Why we had to stop using Cloudflare’s IPFS Gateway
We had decided to service certain static assets for MiningClub.app using IPFS and Cloudflare’s IPFS Gateway.
The solution was rather genius. IPFS Gateway allowed us to deploy our assets to IPFS and have them visible on the website. We used a popular pinning service and then set the DNS ipfs.miningclub.app to point the newly deployed IPFS CID.
It took a few minutes for Cloudflare to discover the newly deployed content, but this was expected. This was how IPFS works.
The problems started happening when content wasn’t regularly requested. It seems like Cloudflare’s IPFS Gateway will cache content, but it won’t hold that cache forever. When this happens, your assets will fail with an http status of 429.
This resulted in our web app displaying a bunch of content that wouldn’t load.

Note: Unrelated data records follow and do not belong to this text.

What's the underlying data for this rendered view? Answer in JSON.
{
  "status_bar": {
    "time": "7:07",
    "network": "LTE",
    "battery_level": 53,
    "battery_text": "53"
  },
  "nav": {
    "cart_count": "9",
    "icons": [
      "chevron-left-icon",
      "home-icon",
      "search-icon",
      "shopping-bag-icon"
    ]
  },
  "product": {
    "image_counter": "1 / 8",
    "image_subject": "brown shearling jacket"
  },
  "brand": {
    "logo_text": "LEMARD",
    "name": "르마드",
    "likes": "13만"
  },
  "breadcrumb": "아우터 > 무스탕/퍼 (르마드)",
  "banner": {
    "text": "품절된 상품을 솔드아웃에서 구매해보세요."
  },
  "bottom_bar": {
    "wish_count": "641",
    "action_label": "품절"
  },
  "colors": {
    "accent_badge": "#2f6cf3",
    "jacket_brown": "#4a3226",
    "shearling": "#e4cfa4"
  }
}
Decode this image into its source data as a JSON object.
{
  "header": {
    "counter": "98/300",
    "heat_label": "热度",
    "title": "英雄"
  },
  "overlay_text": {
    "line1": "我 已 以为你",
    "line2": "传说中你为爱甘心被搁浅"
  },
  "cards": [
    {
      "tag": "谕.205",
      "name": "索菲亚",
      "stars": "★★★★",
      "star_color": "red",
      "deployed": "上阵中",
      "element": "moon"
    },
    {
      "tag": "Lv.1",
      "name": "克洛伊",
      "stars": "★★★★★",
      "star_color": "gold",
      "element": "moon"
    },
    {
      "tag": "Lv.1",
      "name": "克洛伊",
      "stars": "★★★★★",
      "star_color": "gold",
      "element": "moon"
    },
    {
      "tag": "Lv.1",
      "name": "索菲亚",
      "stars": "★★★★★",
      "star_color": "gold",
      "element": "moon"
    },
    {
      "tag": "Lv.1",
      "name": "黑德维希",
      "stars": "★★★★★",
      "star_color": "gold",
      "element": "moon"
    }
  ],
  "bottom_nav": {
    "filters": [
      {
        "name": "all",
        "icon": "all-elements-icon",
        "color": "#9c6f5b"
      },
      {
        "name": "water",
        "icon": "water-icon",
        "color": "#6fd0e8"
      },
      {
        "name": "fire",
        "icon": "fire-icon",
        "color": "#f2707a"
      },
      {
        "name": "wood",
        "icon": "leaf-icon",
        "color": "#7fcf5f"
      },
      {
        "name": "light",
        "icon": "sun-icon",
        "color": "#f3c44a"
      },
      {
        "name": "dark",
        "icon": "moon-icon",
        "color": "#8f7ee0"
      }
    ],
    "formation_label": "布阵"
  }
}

Many errors in the console show an http status of 429, which is usually reserved for “too many requests” yet this would only happen on first load. Wait 5 minutes and refresh and all the errors go away.
We expected Cloudflare’s IPFS Gateway setup with DNS to replace our static asset folder (like S3 or Cloudflare’s R2). Since the IPFS CID was set in the DNS we incorrectly assumed Cloudflare would cache these files and keep them available.
This wasn’t the case and because of this, we have chosen to stop using Cloudflare’s IPFS Gateway service for something more traditional and reliable.
We also could have served the files through our pinning service’s HTTP Gateway, but we’re on the free plan and there are cheaper places to serve static assets than the first paid tier.
Web3 is amazing and full of limitless potential, but it’s just not ready to serve static assets to a Web2 world today.